Discussion of internet and email followed; students were taken through the process of setting up a Gmail or Yahoo account -- which Moon had already done.
What comes out is that you need practical experience and that one of the bedrock pieces of knowledge is the terminology, says Moon. People experienced with computers unthinkingly use terms that are not exactly jargon but are still unfamiliar to 80-percenters. "I didn't know what 'favourites' were in a browser and that another browser calls the same thing 'bookmarks'; and when someone asked me whether I had an Android, I didn't know what they were talking about. Now I know an Android is one kind of smartphone and an iPhone is a different kind." A whole different course is probably needed just to establish those taxonomies in the minds of 80-percenters, she says.
This, Moon suggests, should be the "foundation", followed by further specific courses for more in-depth understanding of specific technologies and their application.
"I'm thinking more and more that the course I went on will be subsumed before long into the need to know more about new technologies as a whole and how [the various devices] interact," she says. And thereby hangs a considerable tale. Relatively tech-savvy friends have been trying to help Moon with an ill-starred saga of establishing a reliable internet connection.

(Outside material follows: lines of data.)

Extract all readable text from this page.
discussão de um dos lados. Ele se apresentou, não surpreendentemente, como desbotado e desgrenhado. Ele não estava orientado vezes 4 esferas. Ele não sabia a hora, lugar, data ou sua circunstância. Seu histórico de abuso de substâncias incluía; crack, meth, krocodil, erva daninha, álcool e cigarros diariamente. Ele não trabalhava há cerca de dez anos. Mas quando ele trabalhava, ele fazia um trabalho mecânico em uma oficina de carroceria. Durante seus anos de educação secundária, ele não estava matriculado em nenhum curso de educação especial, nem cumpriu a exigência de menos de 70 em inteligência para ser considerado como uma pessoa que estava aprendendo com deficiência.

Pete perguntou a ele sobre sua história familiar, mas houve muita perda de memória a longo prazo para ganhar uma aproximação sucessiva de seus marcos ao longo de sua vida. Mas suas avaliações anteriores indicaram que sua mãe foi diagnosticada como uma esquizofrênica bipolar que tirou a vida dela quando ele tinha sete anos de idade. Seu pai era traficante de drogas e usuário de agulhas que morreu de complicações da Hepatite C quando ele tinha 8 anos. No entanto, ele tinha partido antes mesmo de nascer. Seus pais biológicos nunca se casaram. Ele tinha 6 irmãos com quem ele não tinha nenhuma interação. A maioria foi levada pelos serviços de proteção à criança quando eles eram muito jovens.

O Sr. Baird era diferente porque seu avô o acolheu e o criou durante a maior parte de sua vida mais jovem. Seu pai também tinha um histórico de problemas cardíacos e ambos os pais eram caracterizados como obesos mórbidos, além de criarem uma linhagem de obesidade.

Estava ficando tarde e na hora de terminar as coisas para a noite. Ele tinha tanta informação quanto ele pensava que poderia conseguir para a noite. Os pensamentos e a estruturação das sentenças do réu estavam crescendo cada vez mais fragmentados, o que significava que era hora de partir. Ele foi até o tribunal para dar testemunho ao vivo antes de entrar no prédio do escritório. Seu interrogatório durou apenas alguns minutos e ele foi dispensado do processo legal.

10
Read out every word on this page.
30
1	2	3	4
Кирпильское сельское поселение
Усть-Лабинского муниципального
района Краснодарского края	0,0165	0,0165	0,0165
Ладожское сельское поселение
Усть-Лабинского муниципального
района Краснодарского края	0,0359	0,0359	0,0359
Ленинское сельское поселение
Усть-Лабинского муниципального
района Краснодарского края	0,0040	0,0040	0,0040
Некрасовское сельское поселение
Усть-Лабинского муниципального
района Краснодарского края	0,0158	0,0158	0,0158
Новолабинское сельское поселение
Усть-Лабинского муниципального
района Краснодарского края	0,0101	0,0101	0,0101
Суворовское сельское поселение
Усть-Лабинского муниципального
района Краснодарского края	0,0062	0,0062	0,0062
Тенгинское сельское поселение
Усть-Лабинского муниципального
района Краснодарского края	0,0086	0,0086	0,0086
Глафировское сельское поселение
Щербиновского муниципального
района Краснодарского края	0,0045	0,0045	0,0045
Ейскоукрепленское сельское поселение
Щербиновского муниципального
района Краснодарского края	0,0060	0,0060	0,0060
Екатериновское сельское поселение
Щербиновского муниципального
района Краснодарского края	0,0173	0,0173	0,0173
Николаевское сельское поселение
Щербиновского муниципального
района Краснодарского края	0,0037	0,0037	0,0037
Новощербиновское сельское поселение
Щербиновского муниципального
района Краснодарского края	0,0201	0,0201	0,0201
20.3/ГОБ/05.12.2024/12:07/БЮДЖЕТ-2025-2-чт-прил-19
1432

The most recent solution -- so far holding up -- is that she acquire a smartphone and a voice-and-data plan with 2degrees and tether the phone to her PC for the infrequent occasions she needs internet and email access and a large screen -- or internet music with the PC hooked to the stereo.
Tethering, even with the help of friends and the 2degrees and LG helpdesks, was "a nightmare", she says. One vital part of the setup was missed -- possibly because everyone concerned thought she would just know -- and in the end she figured that element out for herself.
Computerworld has not been privy to the whole of the tethering saga, and we don't want to prejudge the standard of 2degrees' or LG's help service, but it sounds like good ammunition for Adams's campaign for full and clear disclosure of everything that will be involved when 80-percenters take on new technology.
However as a consequence of the smartphone purchase, Moon has discovered the joys of surfing and emailing while mobile. "I haven't done justice to the info from the [PC] course yet," she says in an email. "My smartphone seems to be more relevant and compelling!"
There could be a lesson there about the maturing of technology and interface design. Perhaps "computing" courses will become irrelevant in time as the 80-percenters move to smartphones and tablets, that don't expose them to so much of the off-putting guts of the technology.